Perhaps in the recipe you use, but not in the one I use, which is from The Ultimate Bread Machine Cookbook. I have made these for several years and never had an egg split open. If you see what you believe to be a cracked egg in my picture, it is merely poor egg dying on my part. I used a different brand of dye this year and some of the eggs did not color evenly for some reason, darker in some spots than in others.
The two red ones definitely look cracked. The upper blue one I'll buy as a maybe. The bottom blue one I really can't tell. Most of the recipes I found on the net say to use cooked eggs. I've also seen similar breads baked with just the egg yolks. This type of bread is available all over Italy. When I traveled there extensivly during the early 60s every town had their own version, most were not dyed at all. The eggs had white shells or they used brown eggs.... those that were dyed were colored with very pale pastels, mostly yellow. Othrwise your breads look good. I wish those who submit bread pics would show the bread sliced, can't really tell much from seeing just the exterior, gotta see the crumb to judge bread.
Recipe By :Tom Lacalamita Serving Size : 4 Preparation Time :0:00 Categories :
Amount Measure Ingredient -- Preparation Method
-------- ------------ -------------------------------- 3/4 cup milk 2 large eggs 3 cups bread flour 1 teaspoon grated lemon peel 1/2 teaspoon salt 3 tablespoons sugar 4 tablespoons unsalted butter 2 1/4 teaspoons active dry yeast 4 large eggs -- colored, raw 2 teaspoons confetti sprinkles (nonpareils) -- optional Egg Wash 1 large egg 1 teaspoon water
All ingredients must be at room temperature, unless otherwise noted. Add ingredients in the order specified in your bread machine owner's manual. Set bread machine on dough/manual setting. At the end of the program, press clear/stop. Remove dough. If machine cycle hasn't, punch down dough. Let dough rest 5 minutes before hand-shaping.
Lightly sprinkle work surface with flour. Divide dough into 4 equal pieces. Dampen hands and roll each piece into a 12-inch long rope. Wrap each rope around a colored egg. Cross the ends, pinch together, and cut off any excess dough. Place on lightly greased 13x9x1 inch baking pan. Cover with a clean kitchen cloth and let rise until doubled in size, about 1 to 1.5 hours.
Preheat oven to 375F. Brush breads with egg wash, taking care not to get any on the colored eggs. Sprinkle with confetti sprinkles. Bake 25 to 30 minutes, or until a deep golden brown. Remove from oven and cool on wire rack.
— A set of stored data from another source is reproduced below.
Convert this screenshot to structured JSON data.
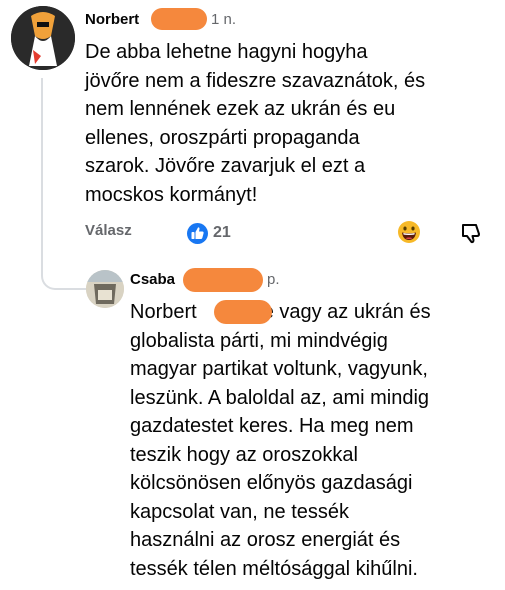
{
  "comment": {
    "author": "Norbert",
    "time": "1 n.",
    "lines": [
      "De abba lehetne hagyni hogyha",
      "jövőre nem a fideszre szavaznátok, és",
      "nem lennének ezek az ukrán és eu",
      "ellenes, oroszpárti propaganda",
      "szarok. Jövőre zavarjuk el ezt a",
      "mocskos kormányt!"
    ],
    "reply_label": "Válasz",
    "like_count": "21"
  },
  "reply": {
    "author": "Csaba",
    "time": "p.",
    "mention": "Norbert",
    "lines": [
      "Te vagy az ukrán és",
      "globalista párti, mi mindvégig",
      "magyar partikat voltunk, vagyunk,",
      "leszünk. A baloldal az, ami mindig",
      "gazdatestet keres. Ha meg nem",
      "teszik hogy az oroszokkal",
      "kölcsönösen előnyös gazdasági",
      "kapcsolat van, ne tessék",
      "használni az orosz energiát és",
      "tessék télen méltósággal kihűlni."
    ]
  },
  "icons": {
    "like": "thumbs-up-icon",
    "reaction": "grinning-face-icon",
    "dislike": "thumbs-down-icon"
  },
  "colors": {
    "like_blue": "#1877f2",
    "redaction": "#f5883d",
    "secondary_text": "#65676b"
  }
}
I agree; over the 13 or so years I have used a bread machine, I have bought numerous cookbooks on ABM baking. Of all those books, there are only two that I consistently use recipes from - The Ultimate Bread Machine Cookbook and Breadmachine Magic. All the money I spent on other ABM cookbooks was wasted, but these two books have been worth far more than I paid.
If you tasted the ones you saw in Italy, please comment on flavoring. The recipe I use calls for either lemon zest or crushed anise seed and I have always used lemon zest since my family is not a fan of anise.
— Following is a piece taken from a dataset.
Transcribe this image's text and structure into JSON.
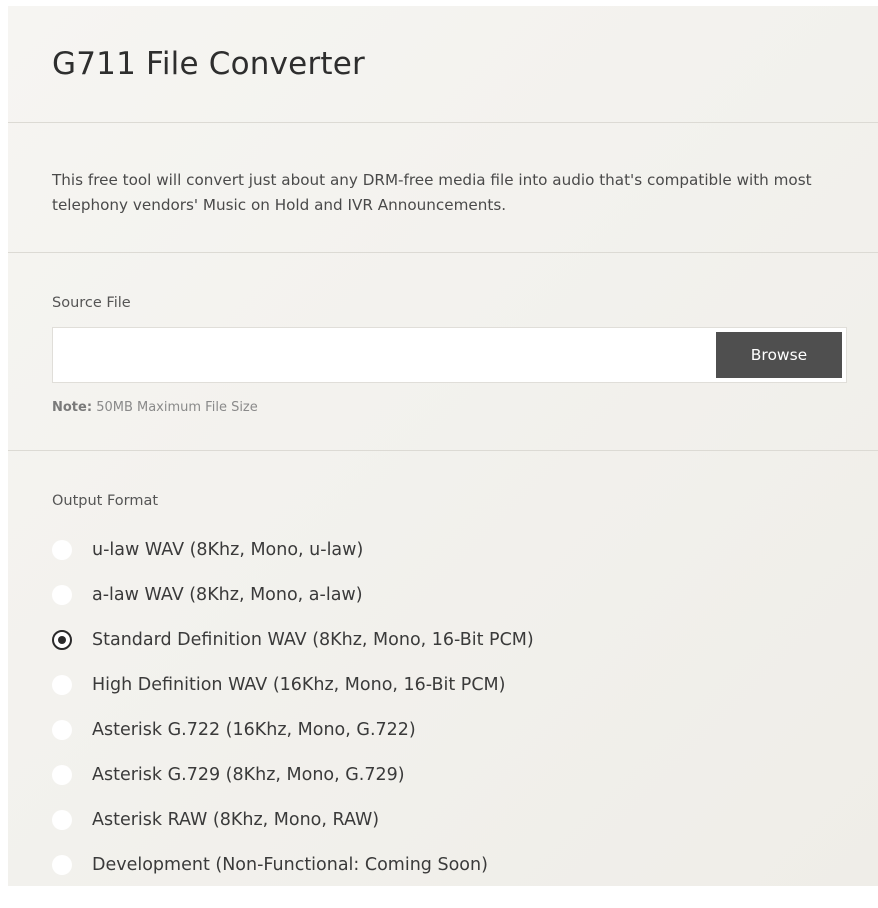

Yes, I have that book as well. I have made a few of the recipes from it and they were quite good. However, by the time I bought it and was using my ABM just to process dough, I was pretty much into sourdough. I now bake mostly for my own needs (kids are grown and on their own) and I keep myself supplied with variations (mostly white, whole wheat and semolina) on my tried and true sourdough.
During holidays, I fall back on the old family favorites from the two books I mentioned (like the Easter Bread and Hot Cross Buns), to give the kids when they visit; they are tradition bound and, though grown, still want the treats of childhood at holiday time.
Thanks. I did take Sheldon's "Othrwise your breads look good." comment as compliment, given that he can be a harsh critic of things that don't meet his standards. Generally, I agree with is point on slicing the bread for pictures; however, slicing would have ruined the presentation of these items which were to be given away.
I made a second batch using 2-to-1 whole-wheat and bread flour; they turned out equally well, in appearance and taste, but seemed just a bit "drier" than the all bread flour batch. I'll need to experiment a bit to fix that.